Advancing the Sexual and Reproductive Health and Rights (SRHR) of girls through sports

Women and girls have always been told what they can or cannot do, how they should behave, and what they can wear with little or no decision-making power over their bodies, choices, and lives. Young girls and women experience issues such as discriminatory practices, control over mobility with lack of access to public spaces, and gender norms reinforced through sociocultural interactions embedded within formal and informal institutions, throughout their lives. In order to ensure that women and girls are recognized as individual rights-bearers, challenge existing stereotypes, address negative discrimination, and are able to exercise control over their bodies and sexuality, CREA designed a community-level intervention, It’s My Body (IMB) program, in India with girls (including girls from tribal, Dalit and religious minorities), co-implemented with community-based organizations in two Hindi speaking states of Jharkhand, Bihar, and Uttar Pradesh in India.

Building on 15 years of work on issues of gender, sexuality, sexual and reproductive health and rights (SRHR), and women’s rights, CREA initiated direct work with adolescents and young girls in 2009. The IMB program was a result of a previous campaign titled “Against Son Preference” undertaken in three states in India. During this campaign, CREA realized how sport can be used in a rights-affirming way to talk about restrictive social norms, sexuality, sexual and reproductive health, and rights.

I am a fat girl. People have always teased me about my body, my weight, my clothes and my style. When I joined the IMB program, everyone said how can a fat girl play football. But, I didn’t give up. I stayed on and practiced. Today I want to tell everyone that I can play and do everything that others can and I am proud to be who I am.

An adolescent girl enrolled in IMB program | Jharkhand

Sports is a way to talk about SRHR for two reasons: first, it breaks gender stereotypes around who can and should play sports, and second, it can be used as an effective and fun medium to initiate a conversation with girls about sensitive yet important topics of mobility (accessing a public space in order to play sports), bodily autonomy, choice (what sport to play, where to play it, what to wear), consent, and pleasure (do I enjoy playing sports? Why do I enjoy it? what do I dislike about it?).

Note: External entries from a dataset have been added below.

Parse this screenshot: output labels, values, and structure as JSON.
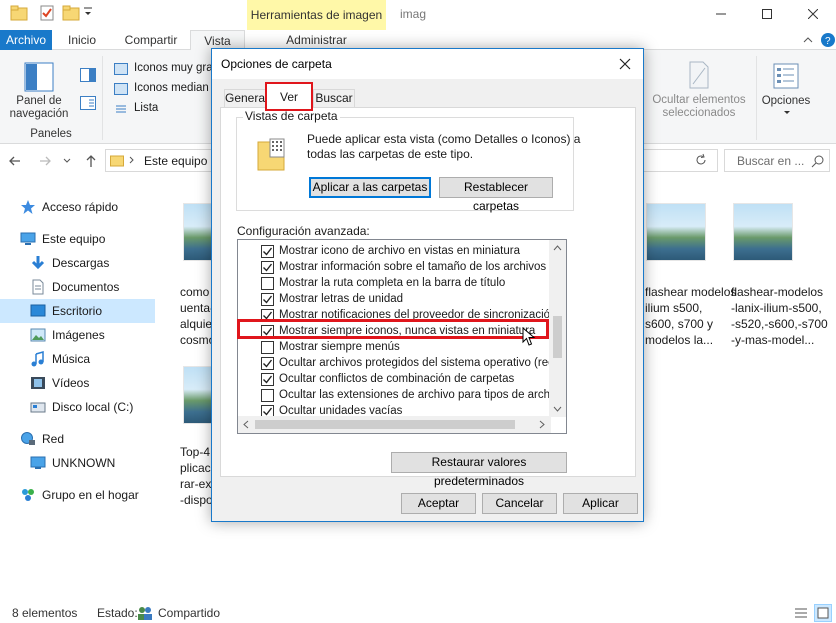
{
  "window": {
    "tools_context_tab": "Herramientas de imagen",
    "title": "imag"
  },
  "ribbon": {
    "tabs": [
      "Archivo",
      "Inicio",
      "Compartir",
      "Vista",
      "Administrar"
    ],
    "navigation_pane_label": "Panel de\nnavegación",
    "panes_group_label": "Paneles",
    "layout_options": [
      "Iconos muy gra",
      "Iconos median",
      "Lista"
    ],
    "hide_selected_label": "Ocultar elementos\nseleccionados",
    "options_label": "Opciones"
  },
  "address": {
    "path": "Este equipo",
    "search_placeholder": "Buscar en ..."
  },
  "nav": {
    "items": [
      "Acceso rápido",
      "Este equipo",
      "Descargas",
      "Documentos",
      "Escritorio",
      "Imágenes",
      "Música",
      "Vídeos",
      "Disco local (C:)",
      "Red",
      "UNKNOWN",
      "Grupo en el hogar"
    ],
    "selected": "Escritorio"
  },
  "files": [
    {
      "name": "como\nuenta-\nalquie\ncosmo"
    },
    {
      "name": "flashear modelos\nilium s500,\ns600, s700 y\nmodelos la..."
    },
    {
      "name": "flashear-modelos\n-lanix-ilium-s500,\n-s520,-s600,-s700\n-y-mas-model..."
    },
    {
      "name": "Top-4\nplicac\nrar-ext\n-dispo"
    }
  ],
  "status": {
    "item_count": "8 elementos",
    "state_label": "Estado:",
    "state_value": "Compartido"
  },
  "dialog": {
    "title": "Opciones de carpeta",
    "tabs": [
      "General",
      "Ver",
      "Buscar"
    ],
    "active_tab": "Ver",
    "folder_views": {
      "group_label": "Vistas de carpeta",
      "description": "Puede aplicar esta vista (como Detalles o Iconos) a\ntodas las carpetas de este tipo.",
      "apply_button": "Aplicar a las carpetas",
      "reset_button": "Restablecer carpetas"
    },
    "advanced_label": "Configuración avanzada:",
    "advanced_settings": [
      {
        "label": "Mostrar icono de archivo en vistas en miniatura",
        "checked": true
      },
      {
        "label": "Mostrar información sobre el tamaño de los archivos en su",
        "checked": true
      },
      {
        "label": "Mostrar la ruta completa en la barra de título",
        "checked": false
      },
      {
        "label": "Mostrar letras de unidad",
        "checked": true
      },
      {
        "label": "Mostrar notificaciones del proveedor de sincronización",
        "checked": true
      },
      {
        "label": "Mostrar siempre iconos, nunca vistas en miniatura",
        "checked": true
      },
      {
        "label": "Mostrar siempre menús",
        "checked": false
      },
      {
        "label": "Ocultar archivos protegidos del sistema operativo (recome",
        "checked": true
      },
      {
        "label": "Ocultar conflictos de combinación de carpetas",
        "checked": true
      },
      {
        "label": "Ocultar las extensiones de archivo para tipos de archivo c",
        "checked": false
      },
      {
        "label": "Ocultar unidades vacías",
        "checked": true
      }
    ],
    "restore_defaults_button": "Restaurar valores predeterminados",
    "accept_button": "Aceptar",
    "cancel_button": "Cancelar",
    "apply_button": "Aplicar"
  },
  "colors": {
    "accent": "#1979ca",
    "highlight": "#e0161c",
    "tools_tab": "#fff8a8",
    "nav_selected": "#cce8ff"
  }
}
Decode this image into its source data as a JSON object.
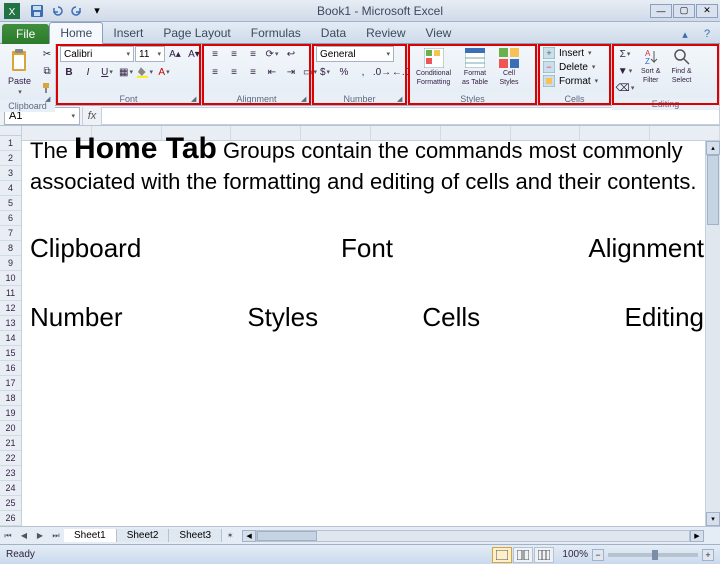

These discussions then become starting points for deeper conversations around sexuality and rights.

CREA along with partner organizations also works with the parents and families of the girls enrolled in the program and other stakeholders in their communities to create a supportive and enabling environment for the girls to exercise their rights. Participants of the program also create sustainable support systems by working collaboratively with older cohorts to guide the younger girls in their respective locations. The cohorts work together, guided by community-based trainers, to develop initiatives such as action projects based on the learnings, challenges, and changing gender landscape in their communities. In 2022, as part of the IMB action project, young women in the villages of Ichak Kala and Bara, in Hazaribagh district of Jharkhand, challenged the issue of dysfunctional public toilets to finally ensure functional toilets for use, proving how young women and girls step up as rights bearers and advocates for their rights.

In the past decade, IMB has been implemented in collaboration with 15 community-based women’s rights organizations in Bihar, Jharkhand, and Uttar Pradesh and has reached more than 10,000 girls directly and indirectly. Leadership camps have also helped expand our pool of girls sports coaches who inspire more girls in their communities to play football and talk about gender norms, discrimination, and rights. This has also enhanced young women’s  mobility and overall access to communal spaces that otherwise are typically seen to be for men and boys. The program has also expanded to work with elected women representatives (EWRs) in the same communities on issues of feminist leadership, political participation and gender-based violence.

CREA has since concluded the IMB program as originally designed. However, several organizations continue to take this concept forward by using sport to initiate conversations around gender, sexuality, and bodily autonomy. CREA supports these organizations in multiple ways and various capacities.